With France’s national elections around the corner, Le Monde is turning to Snapchat Discover for its battle against fake news.

The publisher has a 13-person fact-checking team, Les Décodeurs, which focuses on hard-nosed debunking — both stories and specific websites — on its own properties, Facebook and Twitter. On Snapchat, the approach is more educational, with Le Monde’s Discover team doing explainers and guides on how not to be fooled by fake news.

“The idea is not to point to one fake-news story after another, as there is so much of it, but to educate our audience to have good reflexes when they stumble on suspicious information,” said Le Monde’s Snapchat Discover editor Jean-Guillaume Santi.
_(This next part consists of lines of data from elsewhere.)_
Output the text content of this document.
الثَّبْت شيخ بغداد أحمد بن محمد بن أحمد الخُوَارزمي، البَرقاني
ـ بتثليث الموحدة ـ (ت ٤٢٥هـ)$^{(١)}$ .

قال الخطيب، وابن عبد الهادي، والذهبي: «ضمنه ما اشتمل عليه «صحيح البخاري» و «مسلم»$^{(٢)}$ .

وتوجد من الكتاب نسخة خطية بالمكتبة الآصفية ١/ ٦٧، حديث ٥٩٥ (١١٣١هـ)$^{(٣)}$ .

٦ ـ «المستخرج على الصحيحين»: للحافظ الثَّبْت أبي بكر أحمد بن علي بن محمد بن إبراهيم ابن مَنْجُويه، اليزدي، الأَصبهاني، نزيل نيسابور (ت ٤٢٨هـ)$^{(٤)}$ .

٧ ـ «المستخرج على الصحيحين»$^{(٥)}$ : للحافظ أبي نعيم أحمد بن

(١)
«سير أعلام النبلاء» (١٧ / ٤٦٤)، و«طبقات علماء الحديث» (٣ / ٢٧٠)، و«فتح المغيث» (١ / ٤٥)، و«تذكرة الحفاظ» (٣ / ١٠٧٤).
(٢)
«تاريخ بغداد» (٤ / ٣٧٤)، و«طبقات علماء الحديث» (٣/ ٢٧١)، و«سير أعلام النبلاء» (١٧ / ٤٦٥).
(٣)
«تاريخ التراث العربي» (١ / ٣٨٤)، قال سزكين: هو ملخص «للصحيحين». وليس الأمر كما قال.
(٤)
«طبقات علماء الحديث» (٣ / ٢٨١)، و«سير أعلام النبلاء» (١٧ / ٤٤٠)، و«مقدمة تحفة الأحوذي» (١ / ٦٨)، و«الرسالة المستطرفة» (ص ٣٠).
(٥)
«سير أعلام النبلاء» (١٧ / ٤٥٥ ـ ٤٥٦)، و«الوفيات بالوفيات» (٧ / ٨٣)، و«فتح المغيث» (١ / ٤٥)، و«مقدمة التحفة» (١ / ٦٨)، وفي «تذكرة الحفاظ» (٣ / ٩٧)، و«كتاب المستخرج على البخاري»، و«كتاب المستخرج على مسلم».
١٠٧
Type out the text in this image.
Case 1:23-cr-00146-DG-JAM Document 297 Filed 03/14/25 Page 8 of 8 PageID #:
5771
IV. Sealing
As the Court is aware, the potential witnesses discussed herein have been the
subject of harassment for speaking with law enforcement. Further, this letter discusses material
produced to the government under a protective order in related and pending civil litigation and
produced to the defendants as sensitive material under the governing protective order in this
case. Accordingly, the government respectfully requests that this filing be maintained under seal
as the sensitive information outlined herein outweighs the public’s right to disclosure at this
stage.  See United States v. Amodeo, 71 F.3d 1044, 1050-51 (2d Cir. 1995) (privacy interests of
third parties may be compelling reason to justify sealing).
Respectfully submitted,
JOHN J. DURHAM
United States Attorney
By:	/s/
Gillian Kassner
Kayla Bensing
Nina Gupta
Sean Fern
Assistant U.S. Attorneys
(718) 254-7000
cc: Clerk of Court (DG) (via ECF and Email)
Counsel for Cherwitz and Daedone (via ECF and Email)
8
Some editions have been dedicated to teaching younger people how to detect false news and what tools they can use to verify if images are credible.

Le Monde has been publishing to Snapchat Discover for six months and has posted 200 editions in that time. The seven-person Snapchat Discover team creates a new edition each day (seven days a week), some of which will consist of 12 snaps telling one, continuous narrative, and others a mix of information.

Some editions have focused entirely on snaps that show users how to check whether an image they have come across is credible or a hoax, and suggesting tools they can use to check.

Some snaps are designed to look like WhatsApp messages.

Santi wouldn’t reveal the size of the Snapchat audience, due to its agreement with the platform, but said that readers regularly ask questions via Snapchat. “When Trump was elected, we received a lot of inquires about various conspiracy theories, and sometimes we get questions that ask us if certain facts or stories are true,” added Santi.

The team will often select the main questions, and repackage them into an edition mentioning the names of the people that posed them, along with Le Monde’s answers to the questions. “If the answer is really obvious, we will just answer them directly in the chatroom; we like to have a dialogue,” he added.

Some snaps have been designed to look like WhatsApp messages. A statement made by a political candidate that is false, will be explained in the message. For example, National Front party leader Marine Le Pen claimed that there are 7 million unemployed people in France. The Le Monde team posts an “It’s false” reply and then gives details on the real figures, which are closer to 3.5 million. Another one, also in WhatsApp-design snaps, gives details on why a statement from political candidate Emmanuel Macron relating to the closure of prisons, is false.

Snapchat Discover content often veers into the Kardashian territory. But for Le Monde, political content has started performing more strongly on Discover than it was a few months ago, which Santi attributes to the fact that the elections are ever sooner.

Information relating to campaigns will be made into fun infographics or quizzes, to help the readers understand the differences between the candidates and what each of them proposes. Snaps will also be made around specific political jargon, like the word “secularism.”

Another successful format presents the terms of a debate and then Snapchat users are encouraged to send their opinions in video snaps. Le Monde’s team then repackages them and releases them a few days later.